¿Hasta qué punto merece la pena ser inteligente en un mundo mediocre
y cruel?
A mayor inteligencia, mayor consciencia de la calamidad de
especie que somos, capaces de lo mejor pero casi siempre partícipes de lo peor.
Si a una mayor inteligencia le acompaña una mayor sensibilidad, tenemos ante
nosotros a un depresivo en potencia con tendencia variable al suicidio en
función de su nivel de frustración (o de su capacidad de abstracción a través
de narcóticos y otras drogas que lo hagan más imbécil al reducir su capacidad
intelectual y sensorial).
Federico García Lorca decía que “el optimismo es propio de
las almas que tienen una sola dimensión; de las que no ven el torrente de
lágrimas que nos rodea, producido por cosas que tienen remedio”. De ahí se
deduce que aquellos que dicen que ven el vaso medio lleno no son otra cosa que
unos papanatas que quieren caer bien a quienes les rodean, porque es
políticamente correcto –socialmente obligatorio- no hacer pública nuestra firme
convicción (quienes la tengamos) de que casi todo lo que nos rodea está en
permanente proceso de putrefacción.
Afirmar todo esto es afirmar, pues, que
todo el mundo miente, a no ser que se considere lo suficientemente valiente
como para enfrentarse al duro ostracismo de la marginación social.
Mark Twain
también le dio un par de vueltas a este tema, y afirmó: “nadie podría vivir con
alguien que dijera la verdad de forma habitual; por suerte, ninguno de nosotros
ha tenido nunca que hacerlo”
Y quien lo hace está mal visto, con cara de pocos
amigos, como si estuviera siempre de mal humor.
Pero volvamos al tema inicial. ¿Hasta qué punto merece la
pena ser inteligente en un mundo mediocre y cruel? Muchas veces he escuchado
que a mayor inteligencia, más difícil es ser feliz (lo que quiera que signifique
esto y dando por supuesto que la felicidad es algo que existe).
Personalmente, tiendo a unir la idea de inteligencia y de
libertad (en un sentido absoluto, libertad de ataduras materiales y
morales), y ciertamente estoy de acuerdo con que, cuanto más libre –y por
ende, inteligente- es una persona, que más difícil le es no rendirse a la
desesperación de saber que no nacemos con un destino escrito en la sangre y que cuánto podamos lograr en esta vida sólo podrá alcanzarse través del esfuerzo y la voluntad que le impregnemos cada uno.
La incertidumbre es algo que, si bien ha atormentado siempre
al ser humano, afecta más a personas con alta capacidad intelectual.

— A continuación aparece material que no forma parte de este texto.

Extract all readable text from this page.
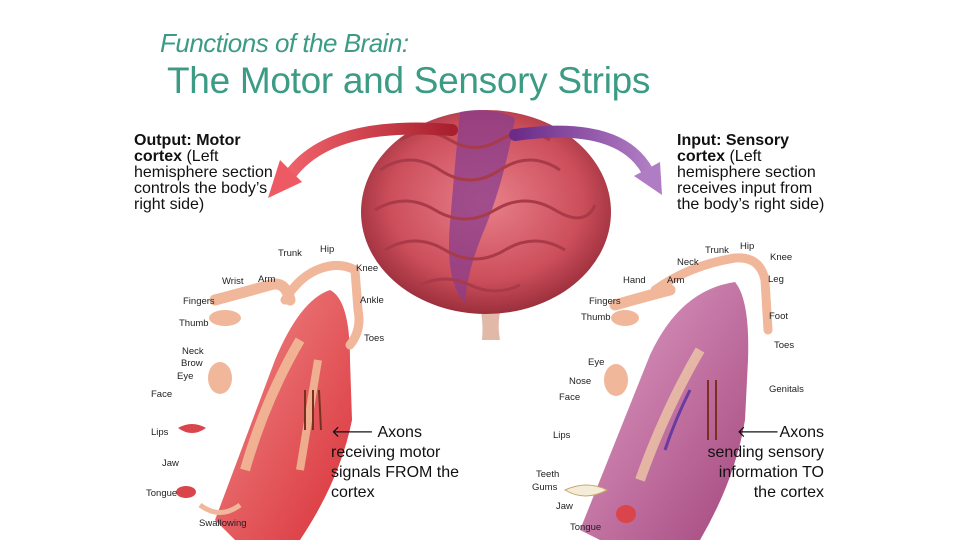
Functions of the Brain:
The Motor and Sensory Strips
Output: Motor cortex (Left hemisphere section controls the body’s right side)
Input: Sensory cortex (Left hemisphere section receives input from the body’s right side)
🡐 Axons receiving motor signals FROM the cortex
🡐Axons sending sensory information TO the cortex
Trunk Hip
Knee
Wrist Arm
Ankle
Fingers
Thumb
Toes
Neck
Brow
Eye
Face
Lips
Jaw
Tongue
Swallowing
Trunk Hip
Neck	Knee
Hand Arm	Leg
Fingers
Thumb	Foot
Toes
Eye
Nose
Face
Genitals
Lips
Teeth
Gums
Jaw
Tongue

Ello hace
difícil avanzar en un camino empedrado hacia no se sabe dónde, sobre el cual
cada uno lucha por crearse su propia “misión” vital, es decir, darse un sentido
a su propia existencia.
La mente humana no está preparada para aceptar la
incertidumbre que existe, consecuencia de su incapacidad para comprenderlo
todo. Necesita un guión, un mapa que la oriente, y cuando no puede dárselo a sí
misma, ruega, suplica que alguien se lo dé escrito de antemano.
Nuestra mente
no puede aceptar que somos iguales que el de al lado, que tenemos las mismas
necesidades, que nos comportamos básicamente igual, que nacemos y morimos de
manera igualmente traumática.
La gente a nuestro alrededor está perdida; hay
quienes consiguen aplacar el nervio de su desconsuelo en base a algo que le
proporciona calma o le ordena la conciencia: dinero, amor, trabajo… Pero en
algún momento de su vida, todo el mundo se siente desnudo, tembloroso por el
frío de una existencia desamparada en la que nos negamos a admitir que nada
tiene sentido más allá de aquél que nosotros mismos le damos en función de
nuestras creencias o nuestras necesidades.
La irresponsabilidad ante la presente mediocridad es un
fallo angular en el pensamiento de la sociedad actual. Pero también es cierto
que resulta difícil sentirse responsable, es decir, sentirse concernido y
dispuesto a luchar contra la mediocridad, cuando se carece de referentes.
Yo quiero luchar, y estoy seguro de que existe una gran masa
crítica dispuesta a ello, aunque muchas veces resulta cansador porque en la
confusión de los tiempos le cuesta creer firmemente en algo y a veces parece no
creer en nada.
Pero también considero que siempre es un primer paso el hecho de
tener claro qué es lo que no queremos, y tener la voluntad de luchar contra
ello. Porque como dice Eric Fromm, el acto de desobediencia como acto de
libertad, es el comienzo de la razón. Ahí está la clave.